ラブソングにありがちな「指輪」や「リング」は一回も使われていない。本人はFlower Wall リリースの頃に、かなり太いリングを左手の人差し指と中指にはめている。
服はサイズが合っていない
NYLONのインタビューで「細身のものとかジャストサイズのものを着るのがすごい嫌だったんですよ。それを着ると丈が足りない感じになるんです」と語った言葉は歌詞にも反映されている。
袖丈が覚束ない夏の終わり
(灰色と青)
袖の足りない服を
まだ着続けている
(懺悔の街)
「自分の成長スピードに合ってないものを着ているような、貧困に見える感じになる」と本人は語っていたが、歌詞にすると切なく淡い郷愁を醸し出す。

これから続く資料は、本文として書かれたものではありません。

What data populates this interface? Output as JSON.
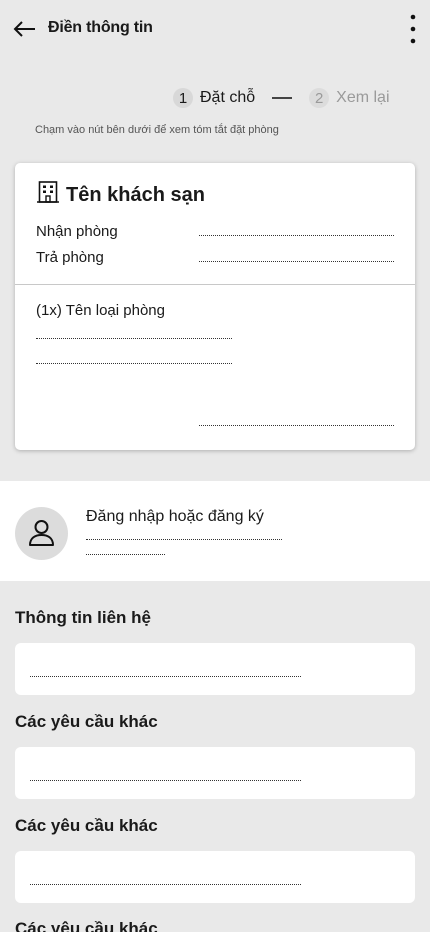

「袖」という言葉はまた、こんなロマンチックな歌詞にも溶け込み甘い香りを放っている。
解れた袖の糸引っ張って
ふっと星座を作ってみたんだ
お互いの指を星として
(orion)
「”あやとり”のことですよ」とボソっと照れたように呟いた米津の声が蘇る。この情景描写はどこから生まれてきたのだろうか?実体験だとすればあまりにもピュアで可愛らしく、創作だとすれば信じられないほどに美しい。
”PLACEBO”の「袖が触れてしまった」は、”袖振り合うも他生の縁”だ。
歌詞に使われた具体的な服のアイテムは「スカート」「レインコート」「シャツ」の3種類である。
自分の姿形が嫌いで「シルエットが隠れる、オーバーサイズのもので自分を隠すというか。(中略)ただ、ここ最近はなんでもいいじゃんって感じにはなってるんですけど。」と語っていた米津玄師。
30歳を迎えた今、大人っぽいスーツをこんな感じでサラッと着崩してもらいたいものだ。きっと似合うと思う。